You are talking about generic algorithms that work for every script. But unicode allows for algorithms only supporting subsets. If your subset doesn't contain combining characters, you don't need to care about them. And else you may need to go back to the next base character. Depends on the usecase.
> >
- I can imagine, that this can be useful in divide-and-conquer algorithms, like binary search.
They must be applied with great careful to non-ascii texts. What about RTL for example? You cannot split inside RTL block
Oh, yes, you can! Think of an algorithm which is doing cryptographic analysis and counting consecutive pairs of ascii characters. For that it doesn't matter if there is RTL text cut into pieces.
> >
- Or you want to cut a string into pieces of a certain length (again 50?), where the exact length is not so much important.
For what business task would I do that?
Simple wrapping to avoid loosing text when printing, or to avoid having to scroll vertically.

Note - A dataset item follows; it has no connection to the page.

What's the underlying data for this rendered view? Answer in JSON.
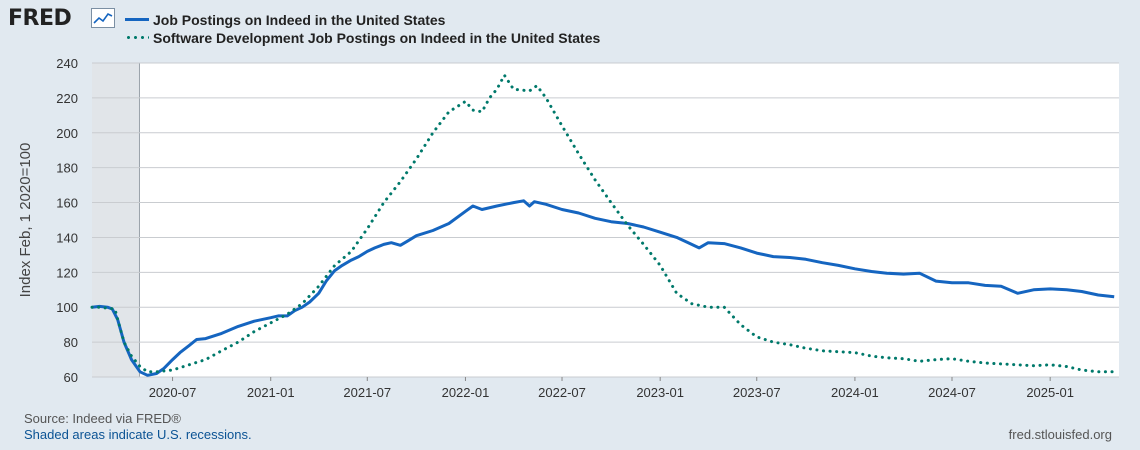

Is probably not useful for a high quality program...
> I may want to split a string on some char subsequence for lexing. But one cannot assume lengths of those chunks.
Depending on the use case you may know ahead.
> > So you just jump ahead 50, go back again and split at this point. If there are a lot of non ascii characters in between, this is of course shorter, but maybe ok, because speed is more important.
Not sure if speed is more important than correctness.
Of course, this again depends on the use case. You can't say that in general.
> >
- You want to process pieces of a string in parallel: Cut it in 16 pieces and let your 16 cores work on each of them.
I'm not sure if this is possible with all the quirks of unicode.
Think again of the cryptographic analysis above, for an example. (Or checking wikipedia entries for whatever automatically.)
Keep in mind, that we do not always have to support everything of unicode. If we know ahead, that our text contains mainly ascii and aside from this only a few base characters, but never combining characters and so on, we can use different algorithms which might be simpler or faster or both. To make sure, that this constraint holds, is then something, that has to be done outside of the algorithm.
> Never herd even of parallel processors of structured texts like xml.
I would judge it much more difficult to process xml in parallel than to do the same with unicode.